Their product innovations center on comprehensive disease management models, which are sticky and create a higher barrier to entry for competitors. This includes:
- Securing lucrative contracts in underserved markets.
- Forming a strategic partnership in digital health solutions.
- Using a Patient-Reported Outcome (PRO)-based model for Lung Cancer patients.
- Providing Medication Assistance Services, having served over 7,000 SLE patients with approximately 130,000 units of medications.
The company is trying to build a moat-a sustainable competitive advantage-by integrating patient services, education, and pharmaceutical access, all supported by their Health Education Intelligent Content Production Platform.
Near-Term Financial Reality and Projections
To be fair, the near-term financials show significant headwinds. For the first half of 2025, Zhongchao Inc. reported revenue of only $5.60 million, a sharp decrease of -46.02% from the prior half-year. The trailing twelve months (LTM) revenue as of mid-2025 was $13.12 million, down -24.64% year-over-year.
Here's the quick math on the cash situation: as of December 2024, the company held $13 million in cash and was debt-free, which is great. But their annual cash burn was $4.5 million. This gives them a cash runway of about 2.9 years to execute their turnaround strategy before needing to raise capital. They need to start converting those strategic contracts into revenue fast.
What this estimate hides is the lack of formal analyst forecasts. We currently don't have consensus revenue growth projections or earnings estimates for 2025 or 2026 because the company has insufficient analyst coverage.

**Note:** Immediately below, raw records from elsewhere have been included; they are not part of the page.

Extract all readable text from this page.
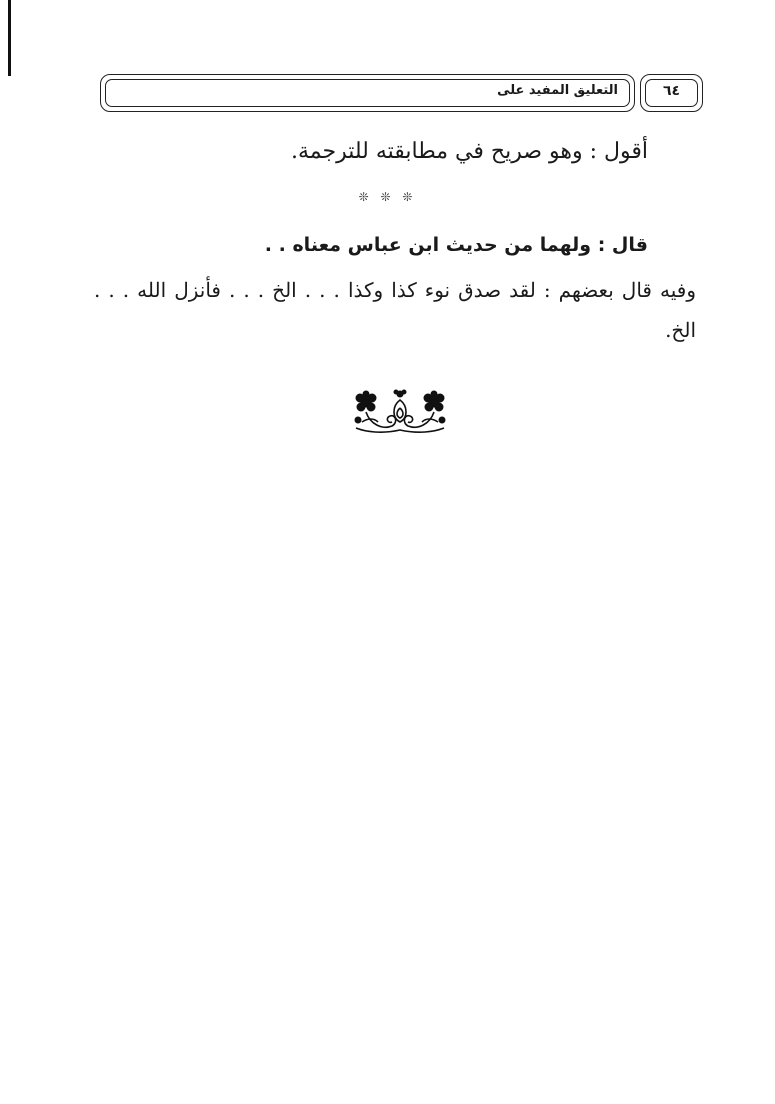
التعليق المفيد على	٦٤
أقول : وهو صريح في مطابقته للترجمة.
❊ ❊ ❊
قال : ولهما من حديث ابن عباس معناه . .
وفيه قال بعضهم : لقد صدق نوء كذا وكذا . . . الخ . . . فأنزل الله . . . الخ.
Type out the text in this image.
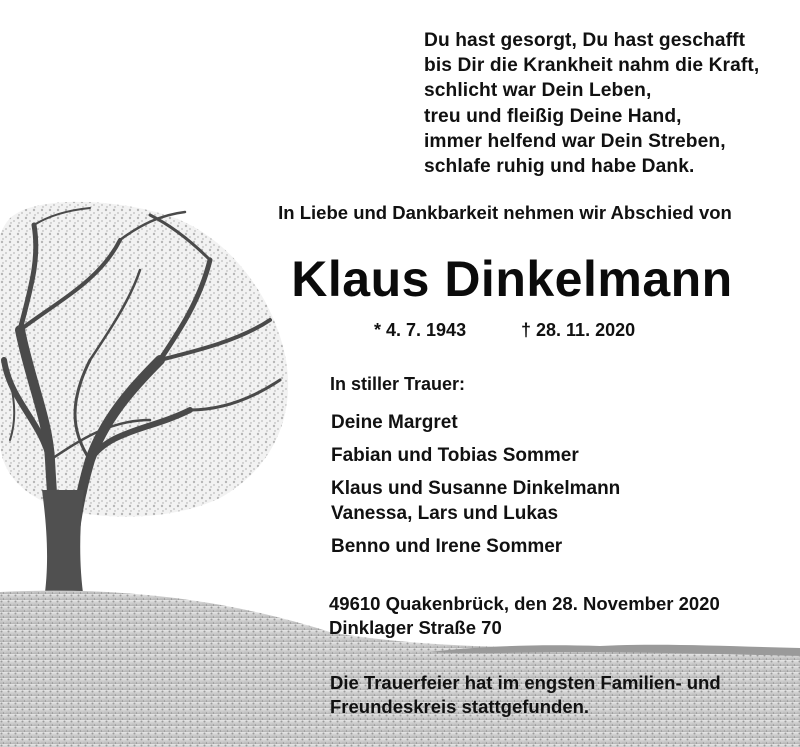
Du hast gesorgt, Du hast geschafft
bis Dir die Krankheit nahm die Kraft,
schlicht war Dein Leben,
treu und fleißig Deine Hand,
immer helfend war Dein Streben,
schlafe ruhig und habe Dank.
In Liebe und Dankbarkeit nehmen wir Abschied von
Klaus Dinkelmann
* 4. 7. 1943	† 28. 11. 2020
In stiller Trauer:
Deine Margret
Fabian und Tobias Sommer
Klaus und Susanne Dinkelmann
Vanessa, Lars und Lukas
Benno und Irene Sommer
49610 Quakenbrück, den 28. November 2020
Dinklager Straße 70
Die Trauerfeier hat im engsten Familien- und
Freundeskreis stattgefunden.
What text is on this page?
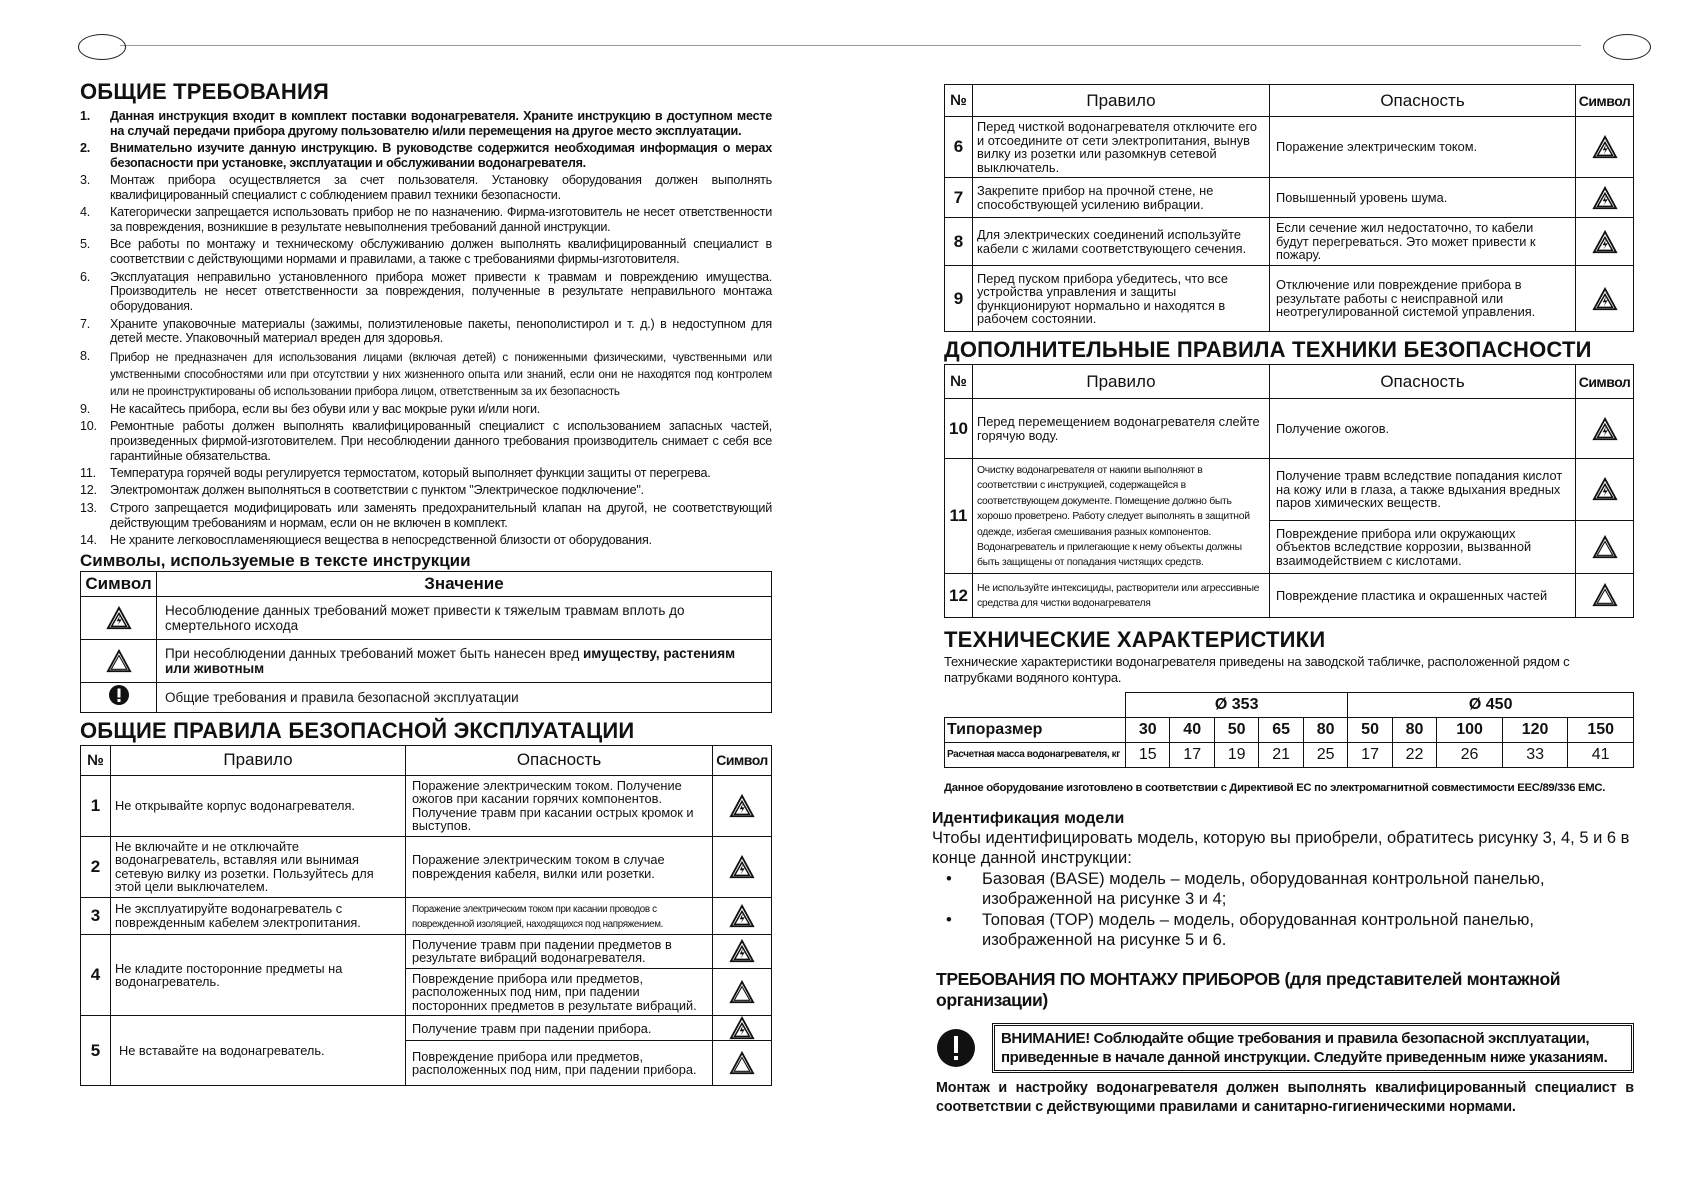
ОБЩИЕ ТРЕБОВАНИЯ
1.	Данная инструкция входит в комплект поставки водонагревателя. Храните инструкцию в доступном месте на случай передачи прибора другому пользователю и/или перемещения на другое место эксплуатации.
2.	Внимательно изучите данную инструкцию. В руководстве содержится необходимая информация о мерах безопасности при установке, эксплуатации и обслуживании водонагревателя.
3.	Монтаж прибора осуществляется за счет пользователя. Установку оборудования должен выполнять квалифицированный специалист с соблюдением правил техники безопасности.
4.	Категорически запрещается использовать прибор не по назначению. Фирма-изготовитель не несет ответственности за повреждения, возникшие в результате невыполнения требований данной инструкции.
5.	Все работы по монтажу и техническому обслуживанию должен выполнять квалифицированный специалист в соответствии с действующими нормами и правилами, а также с требованиями фирмы-изготовителя.
6.	Эксплуатация неправильно установленного прибора может привести к травмам и повреждению имущества. Производитель не несет ответственности за повреждения, полученные в результате неправильного монтажа оборудования.
7.	Храните упаковочные материалы (зажимы, полиэтиленовые пакеты, пенополистирол и т. д.) в недоступном для детей месте. Упаковочный материал вреден для здоровья.
8.	Прибор не предназначен для использования лицами (включая детей) с пониженными физическими, чувственными или умственными способностями или при отсутствии у них жизненного опыта или знаний, если они не находятся под контролем или не проинструктированы об использовании прибора лицом, ответственным за их безопасность
9.	Не касайтесь прибора, если вы без обуви или у вас мокрые руки и/или ноги.
10.	Ремонтные работы должен выполнять квалифицированный специалист с использованием запасных частей, произведенных фирмой-изготовителем. При несоблюдении данного требования производитель снимает с себя все гарантийные обязательства.
11.	Температура горячей воды регулируется термостатом, который выполняет функции защиты от перегрева.
12.	Электромонтаж должен выполняться в соответствии с пунктом "Электрическое подключение".
13.	Строго запрещается модифицировать или заменять предохранительный клапан на другой, не соответствующий действующим требованиям и нормам, если он не включен в комплект.
14.	Не храните легковоспламеняющиеся вещества в непосредственной близости от оборудования.
Символы, используемые в тексте инструкции
Символ	Значение

	Несоблюдение данных требований может привести к тяжелым травмам вплоть до смертельного исхода

	При несоблюдении данных требований может быть нанесен вред имуществу, растениям или животным
	Общие требования и правила безопасной эксплуатации
ОБЩИЕ ПРАВИЛА БЕЗОПАСНОЙ ЭКСПЛУАТАЦИИ
№	Правило	Опасность	Символ
1	Не открывайте корпус водонагревателя.	Поражение электрическим током. Получение ожогов при касании горячих компонентов. Получение травм при касании острых кромок и выступов.	

2	Не включайте и не отключайте водонагреватель, вставляя или вынимая сетевую вилку из розетки. Пользуйтесь для этой цели выключателем.	Поражение электрическим током в случае повреждения кабеля, вилки или розетки.	

3	Не эксплуатируйте водонагреватель с поврежденным кабелем электропитания.	Поражение электрическим током при касании проводов с поврежденной изоляцией, находящихся под напряжением.	

4	Не кладите посторонние предметы на водонагреватель.	Получение травм при падении предметов в результате вибраций водонагревателя.	

		Повреждение прибора или предметов, расположенных под ним, при падении посторонних предметов в результате вибраций.	

5	Не вставайте на водонагреватель.	Получение травм при падении прибора.	

		Повреждение прибора или предметов, расположенных под ним, при падении прибора.	
№	Правило	Опасность	Символ
6	Перед чисткой водонагревателя отключите его и отсоедините от сети электропитания, вынув вилку из розетки или разомкнув сетевой выключатель.	Поражение электрическим током.	

7	Закрепите прибор на прочной стене, не способствующей усилению вибрации.	Повышенный уровень шума.	

8	Для электрических соединений используйте кабели с жилами соответствующего сечения.	Если сечение жил недостаточно, то кабели будут перегреваться. Это может привести к пожару.	

9	Перед пуском прибора убедитесь, что все устройства управления и защиты функционируют нормально и находятся в рабочем состоянии.	Отключение или повреждение прибора в результате работы с неисправной или неотрегулированной системой управления.	
ДОПОЛНИТЕЛЬНЫЕ ПРАВИЛА ТЕХНИКИ БЕЗОПАСНОСТИ
№	Правило	Опасность	Символ
10	Перед перемещением водонагревателя слейте горячую воду.	Получение ожогов.	

11	Очистку водонагревателя от накипи выполняют в соответствии с инструкцией, содержащейся в соответствующем документе. Помещение должно быть хорошо проветрено. Работу следует выполнять в защитной одежде, избегая смешивания разных компонентов. Водонагреватель и прилегающие к нему объекты должны быть защищены от попадания чистящих средств.	Получение травм вследствие попадания кислот на кожу или в глаза, а также вдыхания вредных паров химических веществ.	

		Повреждение прибора или окружающих объектов вследствие коррозии, вызванной взаимодействием с кислотами.	

12	Не используйте интексициды, растворители или агрессивные средства для чистки водонагревателя	Повреждение пластика и окрашенных частей	
ТЕХНИЧЕСКИЕ ХАРАКТЕРИСТИКИ

Технические характеристики водонагревателя приведены на заводской табличке, расположенной рядом с патрубками водяного контура.

	Ø 353					Ø 450				
Типоразмер	30	40	50	65	80	50	80	100	120	150
Расчетная масса водонагревателя, кг	15	17	19	21	25	17	22	26	33	41

Данное оборудование изготовлено в соответствии с Директивой ЕС по электромагнитной совместимости EEC/89/336 EMC.

Идентификация модели

Чтобы идентифицировать модель, которую вы приобрели, обратитесь рисунку 3, 4, 5 и 6 в конце данной инструкции:

•	Базовая (BASE) модель – модель, оборудованная контрольной панелью, изображенной на рисунке 3 и 4;
•	Топовая (TOP) модель – модель, оборудованная контрольной панелью, изображенной на рисунке 5 и 6.

ТРЕБОВАНИЯ ПО МОНТАЖУ ПРИБОРОВ (для представителей монтажной организации)

ВНИМАНИЕ! Соблюдайте общие требования и правила безопасной эксплуатации, приведенные в начале данной инструкции. Следуйте приведенным ниже указаниям.

Монтаж и настройку водонагревателя должен выполнять квалифицированный специалист в соответствии с действующими правилами и санитарно-гигиеническими нормами.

| Financial Metric (as of H1 2025) | Value | Context |
|---|---|---|
| H1 2025 Revenue | $5.60M | Down -46.02% from previous half-year. |
| LTM Revenue (Mid-2025) | $13.12M | Down -24.64% year-over-year. |
| Latest Quarterly EPS (Sep 2025) | -$0.04 | Latest reported loss per share. |
| Annual Cash Burn (Dec 2024) | $4.5M | Funding growth, but revenue is declining. |
| Cash Runway (Dec 2024) | ~2.9 years | Time before needing to raise more cash. |
Investor Sentiment and Action
The stock's Price-to-Sales (P/S) ratio of 2.3x (as of June 2025) is higher than nearly half the companies in the U.S. Consumer Services industry, which is concerning given the declining revenue. This elevated P/S tells you that investors are looking past the current losses and are pricing in significant future growth from those new digital health initiatives. They're betting on the potential of the strategic pivot.
If you want a deeper dive into the company's balance sheet and cash flow, you should check out the full analysis: Breaking Down Zhongchao Inc. (ZCMD) Financial Health: Key Insights for Investors.
Finance: Track the next quarterly report for a clear breakdown of revenue contribution from the new digital health partnership.